AIが新しい音楽をうまく作れるようになったら、ミュージシャンはどうなるのでしょうか?

YACHTのエヴァンス氏とベヒトルト氏は、新しいテクノロジーが芸術シーンを揺るがした例は過去にもあったが、その結果は予想ほど悲惨なものではなかったと指摘する。1980年代、英国音楽家組合はシンセサイザーの使用を禁止しようとした。
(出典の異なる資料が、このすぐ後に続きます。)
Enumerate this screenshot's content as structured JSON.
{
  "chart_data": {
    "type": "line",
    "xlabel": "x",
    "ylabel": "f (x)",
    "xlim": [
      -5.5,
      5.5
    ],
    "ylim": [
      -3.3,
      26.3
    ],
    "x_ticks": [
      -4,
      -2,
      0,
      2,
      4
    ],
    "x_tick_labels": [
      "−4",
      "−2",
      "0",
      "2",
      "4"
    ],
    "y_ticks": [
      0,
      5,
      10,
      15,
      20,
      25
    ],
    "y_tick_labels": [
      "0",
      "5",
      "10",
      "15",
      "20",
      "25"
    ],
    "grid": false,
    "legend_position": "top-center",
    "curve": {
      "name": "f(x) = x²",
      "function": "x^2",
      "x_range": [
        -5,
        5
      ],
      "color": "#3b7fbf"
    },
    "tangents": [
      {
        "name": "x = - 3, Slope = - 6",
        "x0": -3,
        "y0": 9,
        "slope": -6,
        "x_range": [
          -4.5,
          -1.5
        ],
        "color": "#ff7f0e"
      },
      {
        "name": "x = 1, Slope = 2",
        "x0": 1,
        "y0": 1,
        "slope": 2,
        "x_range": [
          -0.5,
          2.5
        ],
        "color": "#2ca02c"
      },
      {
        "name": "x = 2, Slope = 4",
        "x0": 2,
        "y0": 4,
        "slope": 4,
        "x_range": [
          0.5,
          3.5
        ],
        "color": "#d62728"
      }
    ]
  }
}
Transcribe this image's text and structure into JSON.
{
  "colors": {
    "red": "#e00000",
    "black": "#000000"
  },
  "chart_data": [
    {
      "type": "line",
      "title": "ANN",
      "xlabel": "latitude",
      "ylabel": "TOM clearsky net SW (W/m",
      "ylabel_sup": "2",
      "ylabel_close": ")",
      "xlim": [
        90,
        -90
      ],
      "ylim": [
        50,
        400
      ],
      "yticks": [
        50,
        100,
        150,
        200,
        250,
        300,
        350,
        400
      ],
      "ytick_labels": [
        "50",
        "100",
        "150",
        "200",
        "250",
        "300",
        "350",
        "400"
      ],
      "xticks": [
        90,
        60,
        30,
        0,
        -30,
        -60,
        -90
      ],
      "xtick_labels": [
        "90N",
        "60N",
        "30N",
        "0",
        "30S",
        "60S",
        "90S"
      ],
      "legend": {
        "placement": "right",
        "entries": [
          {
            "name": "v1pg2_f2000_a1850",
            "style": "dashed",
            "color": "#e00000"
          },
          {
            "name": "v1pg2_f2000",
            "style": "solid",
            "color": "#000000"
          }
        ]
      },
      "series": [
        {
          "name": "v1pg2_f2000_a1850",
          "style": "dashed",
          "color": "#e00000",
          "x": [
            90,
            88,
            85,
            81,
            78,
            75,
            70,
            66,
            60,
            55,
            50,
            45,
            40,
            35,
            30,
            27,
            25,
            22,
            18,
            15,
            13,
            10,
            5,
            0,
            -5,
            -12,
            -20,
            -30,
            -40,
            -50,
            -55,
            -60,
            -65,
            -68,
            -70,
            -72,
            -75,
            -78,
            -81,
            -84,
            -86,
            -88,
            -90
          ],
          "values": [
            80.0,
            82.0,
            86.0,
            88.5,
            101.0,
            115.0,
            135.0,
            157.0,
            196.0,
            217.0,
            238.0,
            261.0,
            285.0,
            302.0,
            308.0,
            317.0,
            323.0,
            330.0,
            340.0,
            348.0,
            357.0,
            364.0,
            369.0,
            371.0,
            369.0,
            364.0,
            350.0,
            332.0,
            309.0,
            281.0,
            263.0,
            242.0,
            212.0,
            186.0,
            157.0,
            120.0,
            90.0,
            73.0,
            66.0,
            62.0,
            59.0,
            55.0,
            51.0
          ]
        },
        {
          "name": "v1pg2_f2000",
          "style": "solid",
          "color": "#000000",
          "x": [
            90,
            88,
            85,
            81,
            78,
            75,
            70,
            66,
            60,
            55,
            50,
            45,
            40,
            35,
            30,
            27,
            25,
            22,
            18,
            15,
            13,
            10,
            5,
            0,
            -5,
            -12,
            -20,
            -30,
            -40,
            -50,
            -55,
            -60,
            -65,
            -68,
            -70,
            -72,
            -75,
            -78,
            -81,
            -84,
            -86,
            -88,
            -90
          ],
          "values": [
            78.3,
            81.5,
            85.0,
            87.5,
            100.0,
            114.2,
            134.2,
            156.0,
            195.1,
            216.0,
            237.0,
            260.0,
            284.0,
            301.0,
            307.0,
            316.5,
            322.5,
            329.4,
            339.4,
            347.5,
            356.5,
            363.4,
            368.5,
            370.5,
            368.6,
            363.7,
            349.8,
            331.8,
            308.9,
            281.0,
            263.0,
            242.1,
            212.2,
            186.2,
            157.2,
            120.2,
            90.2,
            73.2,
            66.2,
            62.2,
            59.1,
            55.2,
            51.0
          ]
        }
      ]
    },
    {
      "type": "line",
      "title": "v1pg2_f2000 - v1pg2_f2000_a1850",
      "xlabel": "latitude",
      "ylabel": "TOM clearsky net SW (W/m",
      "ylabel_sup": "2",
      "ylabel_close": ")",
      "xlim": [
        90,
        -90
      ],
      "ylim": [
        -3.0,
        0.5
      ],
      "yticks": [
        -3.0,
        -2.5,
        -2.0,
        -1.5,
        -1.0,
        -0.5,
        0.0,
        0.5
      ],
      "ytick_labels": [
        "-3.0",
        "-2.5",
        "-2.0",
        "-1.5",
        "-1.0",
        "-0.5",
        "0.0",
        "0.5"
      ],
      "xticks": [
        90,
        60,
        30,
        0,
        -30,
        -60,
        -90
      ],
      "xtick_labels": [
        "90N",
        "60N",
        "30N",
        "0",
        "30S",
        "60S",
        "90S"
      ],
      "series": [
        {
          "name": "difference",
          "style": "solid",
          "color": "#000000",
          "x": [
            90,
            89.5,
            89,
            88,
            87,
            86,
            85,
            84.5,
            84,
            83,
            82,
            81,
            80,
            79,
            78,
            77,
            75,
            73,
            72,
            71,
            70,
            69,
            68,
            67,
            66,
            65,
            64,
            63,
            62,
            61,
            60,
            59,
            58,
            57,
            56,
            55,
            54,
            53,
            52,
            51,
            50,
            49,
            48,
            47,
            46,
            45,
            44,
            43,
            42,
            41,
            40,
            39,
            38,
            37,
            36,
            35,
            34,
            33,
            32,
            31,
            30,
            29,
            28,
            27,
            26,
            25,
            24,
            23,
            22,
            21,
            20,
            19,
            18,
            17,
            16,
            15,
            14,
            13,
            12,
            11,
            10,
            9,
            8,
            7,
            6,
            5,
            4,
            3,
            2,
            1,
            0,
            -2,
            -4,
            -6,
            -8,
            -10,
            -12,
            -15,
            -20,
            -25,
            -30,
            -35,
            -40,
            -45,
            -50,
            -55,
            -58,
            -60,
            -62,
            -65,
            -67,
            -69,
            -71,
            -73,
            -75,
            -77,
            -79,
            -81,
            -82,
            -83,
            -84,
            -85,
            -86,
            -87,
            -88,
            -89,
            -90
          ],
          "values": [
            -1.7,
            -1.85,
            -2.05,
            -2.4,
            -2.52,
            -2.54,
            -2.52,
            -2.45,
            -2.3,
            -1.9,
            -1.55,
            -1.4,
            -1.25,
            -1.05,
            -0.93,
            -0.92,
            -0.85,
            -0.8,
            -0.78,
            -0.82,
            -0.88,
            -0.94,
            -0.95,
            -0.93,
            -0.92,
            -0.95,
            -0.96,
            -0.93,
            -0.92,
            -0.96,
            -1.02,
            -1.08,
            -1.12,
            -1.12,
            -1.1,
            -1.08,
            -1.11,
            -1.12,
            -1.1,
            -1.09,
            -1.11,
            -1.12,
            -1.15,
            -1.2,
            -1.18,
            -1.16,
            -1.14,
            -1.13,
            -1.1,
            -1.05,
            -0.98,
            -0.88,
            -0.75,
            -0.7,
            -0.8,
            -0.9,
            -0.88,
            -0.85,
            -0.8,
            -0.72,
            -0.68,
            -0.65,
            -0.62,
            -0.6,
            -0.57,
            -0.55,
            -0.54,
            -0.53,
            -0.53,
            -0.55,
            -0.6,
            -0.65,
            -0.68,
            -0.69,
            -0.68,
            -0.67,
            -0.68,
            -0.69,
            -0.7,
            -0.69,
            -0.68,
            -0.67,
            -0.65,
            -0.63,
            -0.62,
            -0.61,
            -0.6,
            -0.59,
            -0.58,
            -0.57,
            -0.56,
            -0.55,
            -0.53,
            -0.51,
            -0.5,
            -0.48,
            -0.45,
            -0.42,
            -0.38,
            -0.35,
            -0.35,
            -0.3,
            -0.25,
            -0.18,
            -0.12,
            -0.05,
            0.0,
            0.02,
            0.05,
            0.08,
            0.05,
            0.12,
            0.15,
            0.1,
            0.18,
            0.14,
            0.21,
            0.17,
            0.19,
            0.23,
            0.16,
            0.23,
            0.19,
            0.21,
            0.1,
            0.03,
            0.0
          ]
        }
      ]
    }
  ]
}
シンセサイザーはミュージシャンの仕事を奪い、彼らの仕事に取って代わると主張したのだ。

「シンセサイザーの登場で、多くのアーティストがこの新しいものを受け入れ、拒絶するどころか、テクノ、ヒップホップ、ポストパンク、ニューウェーブといった音楽を生み出しました」とエヴァンスは語った。「ただ、今は変化があまりにも急速に起こっているので、これらのツールの影響を消化し、理解し、理解する時間がないのです。」

それでもYACHTは、AIが最終的にはミュージシャンが日常業務として行っているコマーシャルの楽譜作成といった作業に取って代わるのではないかと懸念している。しかし、ハーンドン氏と同様に、彼らもAIが創作プロセスを完全に再現できるとは考えていない。

「AIツールが人間の表現の重要性に取って代わると考えるのは、議論を呼ぶだけでなく、芸術の機能に対する根本的な誤解です」とハーンドン氏は述べた。「自動化システムが、私たち社会がインターネット上の芸術やジャーナリズムをいかに軽視してきたかという重要な問題を提起してくれることを願っています。代替となる物語について憶測するよりも、これを人間を再評価する新たな機会として捉えたいのです。」

AIはポルノ生成の精度を上げている。その結果に私たちは備えていないかもしれない。